It is different from Twitter, however, in that it seems largely, almost exclusively, to consist of conservatives who are sympathetic to the so-called “alt-right.” Right now Gab is essentially where angsty conservatives go to rage, and that’s ok. The site isn’t even a month old and boasts roughly 12,000 active accounts with tens of thousands more waiting to get their invite. I suspect that if Gab is still popular in a few years, many of these same 12,000, assuming they’re still active, will look on these as being the good old days.

I personally would prefer if Gab became more like Twitter in the sense that, while maintaining its commitment to free speech, it’s appeal would broaden to the general public just looking to network with their friends and to journalists, politicians, government officials, etc… I would also prefer if Twitter became more like Gab in the sense that it was less prone to bias against its own users and banning them for expressing unpopular opinions. Twitter and Gab competing against one another can only be good for both of them, and their user base. I personally want them both to succeed.
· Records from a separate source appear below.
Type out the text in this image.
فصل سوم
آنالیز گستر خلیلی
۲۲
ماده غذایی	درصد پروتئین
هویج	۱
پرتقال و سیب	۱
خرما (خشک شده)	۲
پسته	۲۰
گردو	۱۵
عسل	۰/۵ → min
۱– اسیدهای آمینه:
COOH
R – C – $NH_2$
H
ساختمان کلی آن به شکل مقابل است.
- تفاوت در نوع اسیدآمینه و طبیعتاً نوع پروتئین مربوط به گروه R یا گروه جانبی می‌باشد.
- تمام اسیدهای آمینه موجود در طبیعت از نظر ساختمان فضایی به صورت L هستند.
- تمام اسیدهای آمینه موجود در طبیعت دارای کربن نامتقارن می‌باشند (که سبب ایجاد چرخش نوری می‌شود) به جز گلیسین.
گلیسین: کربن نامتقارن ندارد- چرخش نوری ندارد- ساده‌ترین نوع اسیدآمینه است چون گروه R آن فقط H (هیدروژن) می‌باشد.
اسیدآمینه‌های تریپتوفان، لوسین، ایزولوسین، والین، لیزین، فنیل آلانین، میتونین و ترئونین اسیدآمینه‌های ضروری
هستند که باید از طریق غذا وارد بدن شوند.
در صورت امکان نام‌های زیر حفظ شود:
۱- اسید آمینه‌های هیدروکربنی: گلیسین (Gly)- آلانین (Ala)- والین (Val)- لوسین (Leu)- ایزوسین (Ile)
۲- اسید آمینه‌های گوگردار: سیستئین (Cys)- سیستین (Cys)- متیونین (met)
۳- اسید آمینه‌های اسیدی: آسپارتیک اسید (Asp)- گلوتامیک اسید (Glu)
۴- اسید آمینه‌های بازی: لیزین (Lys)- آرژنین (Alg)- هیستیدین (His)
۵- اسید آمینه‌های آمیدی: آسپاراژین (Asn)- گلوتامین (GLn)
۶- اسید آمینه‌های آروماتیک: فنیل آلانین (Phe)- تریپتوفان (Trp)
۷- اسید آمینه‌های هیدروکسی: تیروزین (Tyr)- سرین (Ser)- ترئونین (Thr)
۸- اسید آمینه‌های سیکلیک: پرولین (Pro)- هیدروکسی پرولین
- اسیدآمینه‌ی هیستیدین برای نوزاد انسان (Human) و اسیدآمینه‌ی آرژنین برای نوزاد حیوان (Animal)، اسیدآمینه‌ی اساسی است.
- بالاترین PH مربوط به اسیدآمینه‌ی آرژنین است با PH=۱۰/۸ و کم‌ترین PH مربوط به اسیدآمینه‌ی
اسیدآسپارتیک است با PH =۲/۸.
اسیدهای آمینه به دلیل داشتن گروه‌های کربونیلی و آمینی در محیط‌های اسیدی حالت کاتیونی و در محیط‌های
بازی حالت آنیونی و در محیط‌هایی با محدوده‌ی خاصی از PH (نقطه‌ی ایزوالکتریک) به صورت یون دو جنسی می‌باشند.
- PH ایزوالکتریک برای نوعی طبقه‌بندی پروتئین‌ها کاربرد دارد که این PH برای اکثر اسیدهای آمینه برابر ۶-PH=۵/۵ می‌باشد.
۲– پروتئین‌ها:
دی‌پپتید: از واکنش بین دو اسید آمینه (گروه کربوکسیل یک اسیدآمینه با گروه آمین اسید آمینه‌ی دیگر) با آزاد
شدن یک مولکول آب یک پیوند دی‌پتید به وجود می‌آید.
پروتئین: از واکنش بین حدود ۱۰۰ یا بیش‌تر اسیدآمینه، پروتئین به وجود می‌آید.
I do have some problems with Gab, however. I won’t bother listing the features that aren’t currently available since, again, the site isn’t even a month old and is in the private beta stage of development. That said, I do not care for the Reddit-style upvoting and downvoting feature on people’s posts. As a company that prides itself on giving a platform to people who have been silenced on other websites for their views, I wouldn’t think they’d want to include a feature where the mob can essentially bury any post they dislike.

Another problem I have is how Gab promotes right-wing pseudo-celebrities who have accounts on the platform like Milo Yiannopoulos. I should clarify, it simply annoys me that Gab promotes that Milo has an account on Gab, because Milo sent one gab almost three weeks ago and hasn’t been seen since. I don’t care if you promote these people if they’re actually active, but Milo clearly has no interest in Gab right now so let’s quit pretending he does.

Regardless, while I’m hoping that the user-base expands from vulgarity, memes, trolling, and the like to more substantive content sooner rather than later, Gab is currently a fun platform, especially if you like mocking the left. I think the thing that Gab has going for it, especially compared to other social media sites like Ello that had a bit of buzz before going nowhere, is that it knows exactly what it is, and, more importantly, the users know exactly what it is. Gab is the place you go for free speech. You can say whatever you want, and the worst that can happen is nobody agrees with you and some people might put you on mute or downvote your posts.

That said, the moment Gab makes a controversial banning, and it will, they had better be ready to be completely transparent about it to their user-base. If their answer ever becomes, “Because we said so,” then they’ll immediately lose what makes them special. I don’t envy them the balancing act they’re inevitably going to have to walk to maintain trust, but I’m hoping they succeed. Competition is a beautiful thing, and I would rather have more options than less.